Historically, this analysis was sufficient. However, some decisions, including Abbasy v. Canada, 2024 FC 1982, and Chen v. Canada, 2023 FC 885, began to import a fourth requirement: that applicants must show “significant prejudice” resulting from the delay, relying on the reasoning from Vaziri v. Canada, 2006 FC 1159 and the Supreme Court’s abuse of process framework in Blencoe v. BC (Human Rights Commission).
The Rejection of “Significant Prejudice” in 2025
In a trio of recent decisions, the Federal Court has firmly rejected this additional requirement:
- In Tousi v. Canada, 2025 FC 671, Justice Turley held that requiring proof of prejudice “is not relevant to or consistent with” the test for unreasonable delay and misapplies the administrative law doctrine of abuse of process. She concluded that the three Conille factors are sufficient.
- In Majidi v. Canada, 2025 FC 680, Justice Grant agreed, warning that incorporating “significant prejudice” into the mandamus test would “perversely require a level of hardship that mandamus is specifically intended to prevent.”
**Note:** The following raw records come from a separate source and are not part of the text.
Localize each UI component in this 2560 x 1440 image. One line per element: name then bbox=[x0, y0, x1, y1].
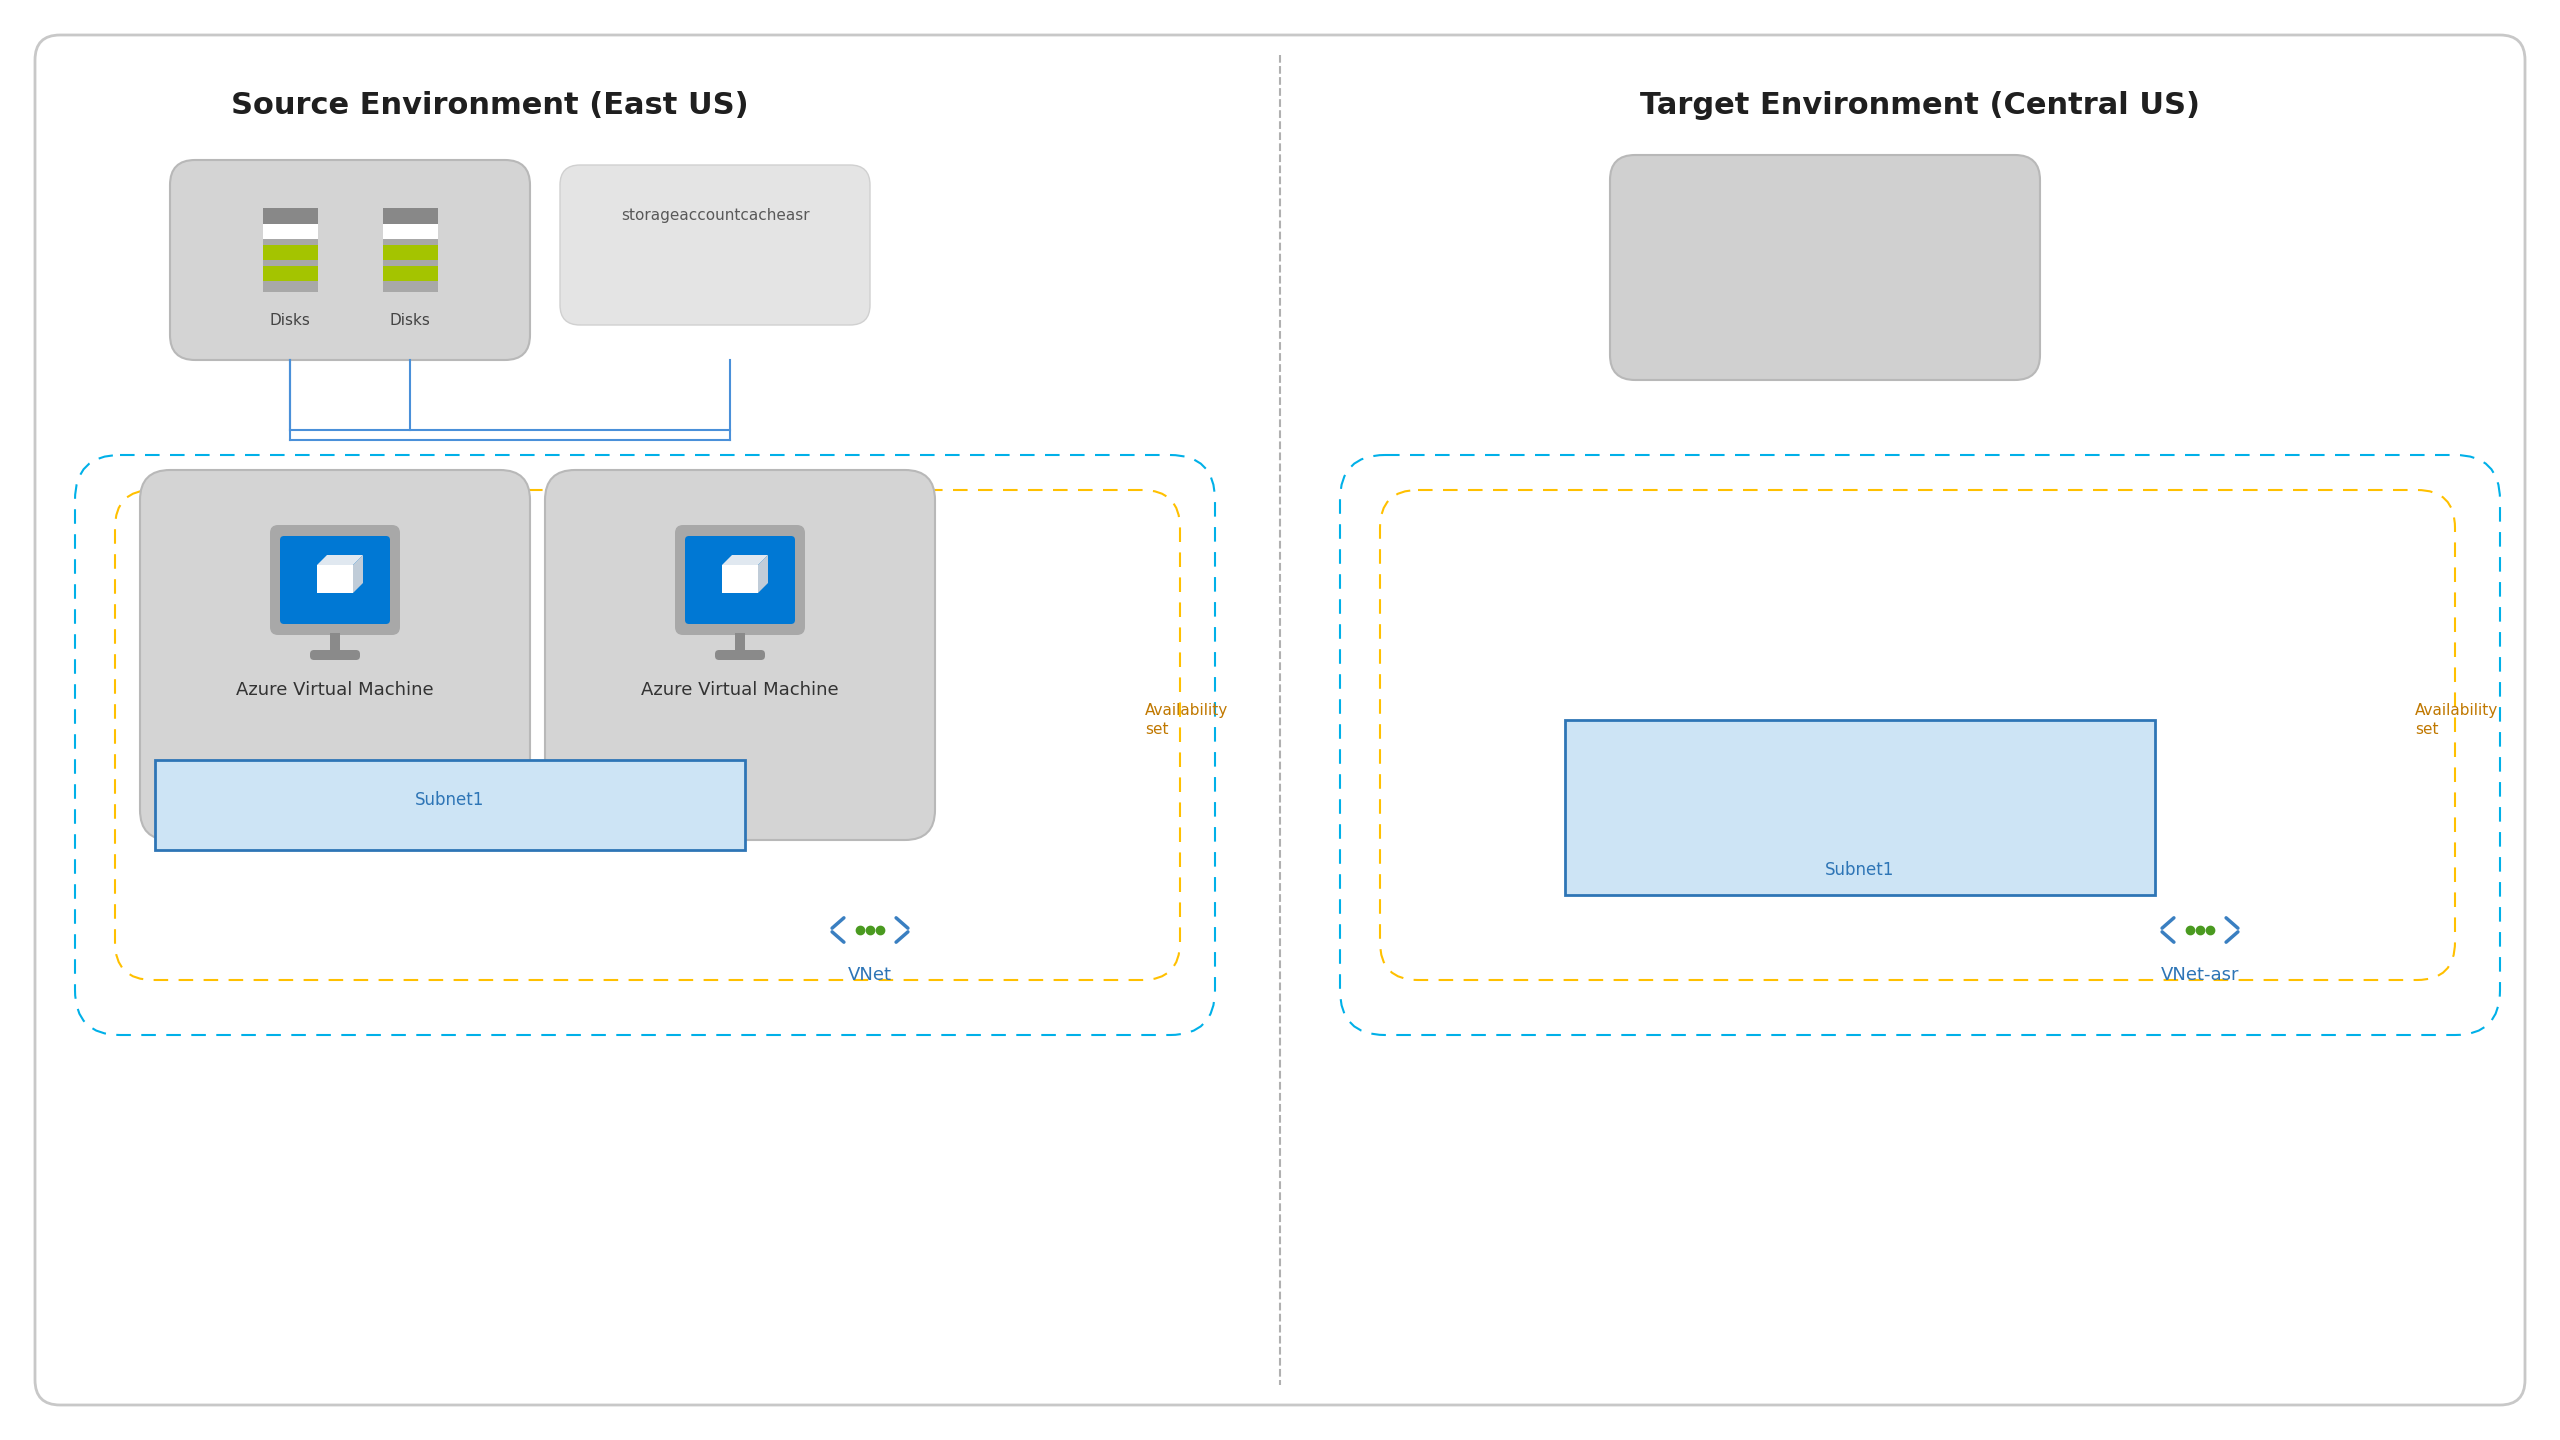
FancyBboxPatch shape bbox=[279, 536, 389, 624]
Text: Availability
set: Availability set bbox=[1144, 703, 1229, 737]
Bar bbox=[156, 760, 745, 850]
Bar bbox=[384, 225, 438, 239]
Bar bbox=[264, 207, 317, 225]
Text: Disks: Disks bbox=[269, 312, 310, 327]
Text: VNet: VNet bbox=[847, 966, 891, 984]
Text: Availability
set: Availability set bbox=[2414, 703, 2499, 737]
Text: Disks: Disks bbox=[389, 312, 430, 327]
Bar bbox=[735, 634, 745, 651]
Text: Target Environment (Central US): Target Environment (Central US) bbox=[1641, 91, 2199, 120]
FancyBboxPatch shape bbox=[714, 649, 765, 660]
Polygon shape bbox=[722, 554, 768, 564]
Text: storageaccountcacheasr: storageaccountcacheasr bbox=[620, 207, 809, 223]
Polygon shape bbox=[722, 564, 758, 593]
FancyBboxPatch shape bbox=[545, 469, 934, 840]
Text: Azure Virtual Machine: Azure Virtual Machine bbox=[236, 681, 433, 698]
Bar bbox=[264, 266, 317, 281]
FancyBboxPatch shape bbox=[269, 526, 399, 635]
FancyBboxPatch shape bbox=[264, 207, 317, 292]
Polygon shape bbox=[353, 554, 364, 593]
FancyBboxPatch shape bbox=[36, 35, 2524, 1405]
FancyBboxPatch shape bbox=[310, 649, 361, 660]
FancyBboxPatch shape bbox=[561, 166, 870, 325]
Bar bbox=[384, 207, 438, 225]
FancyBboxPatch shape bbox=[1610, 156, 2040, 380]
Polygon shape bbox=[317, 554, 364, 564]
Bar bbox=[384, 245, 438, 261]
FancyBboxPatch shape bbox=[141, 469, 530, 840]
Polygon shape bbox=[317, 564, 353, 593]
FancyBboxPatch shape bbox=[169, 160, 530, 360]
Bar bbox=[264, 225, 317, 239]
Text: Subnet1: Subnet1 bbox=[1825, 861, 1894, 878]
Bar bbox=[330, 634, 340, 651]
FancyBboxPatch shape bbox=[686, 536, 796, 624]
Text: Azure Virtual Machine: Azure Virtual Machine bbox=[640, 681, 840, 698]
FancyBboxPatch shape bbox=[384, 207, 438, 292]
Text: Source Environment (East US): Source Environment (East US) bbox=[230, 91, 750, 120]
Bar bbox=[1564, 720, 2156, 896]
Bar bbox=[384, 266, 438, 281]
Polygon shape bbox=[758, 554, 768, 593]
Bar bbox=[264, 245, 317, 261]
Text: VNet-asr: VNet-asr bbox=[2161, 966, 2240, 984]
FancyBboxPatch shape bbox=[676, 526, 804, 635]
Text: Subnet1: Subnet1 bbox=[415, 791, 484, 809]
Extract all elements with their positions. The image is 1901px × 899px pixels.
- In Sharma v. Canada, 2025 FC 796, Justice Battista expressly adopted this reasoning and granted mandamus after a three-year delay in a TRV application, despite minimal evidence of prejudice.
Together, these cases mark a clear departure from Abbasy, where Justice Go had dismissed the application specifically due to a lack of prejudice, finding that even a 20-month delay did not justify intervention without supporting evidence of harm.
Reconciling the Conflict
The jurisprudential divide can now be reconciled by recognizing the different legal purposes of prejudice:
- In abuse of process cases (e.g. Blencoe), prejudice is necessary to justify a stay or other sanction due to delay.
- In mandamus cases, the goal is to compel action, not to penalize delay. Thus, requiring applicants to suffer significant harm before receiving relief defeats the purpose of the remedy.
Prejudice may still play a secondary role, particularly at the balance of convenience stage of the Apotex test, but it is not a threshold requirement.
Key Takeaways
- Prejudice is not required to establish unreasonable delay for mandamus.
- Counsel should still include evidence of prejudice where possible, it can strengthen the claim.
- The trend in 2025 indicates that mandamus remains available as a proactive remedy, especially in the face of unexplained and prolonged IRCC inaction.
As the volume of judicial review applications continues to rise, clarity on this issue will help avoid inconsistent outcomes and ensure that timely processing remains a justiciable standard, not merely an administrative aspiration.
The content of this bulletin is for informational purposes only, and is not intended to provide or be relied on as legal advice.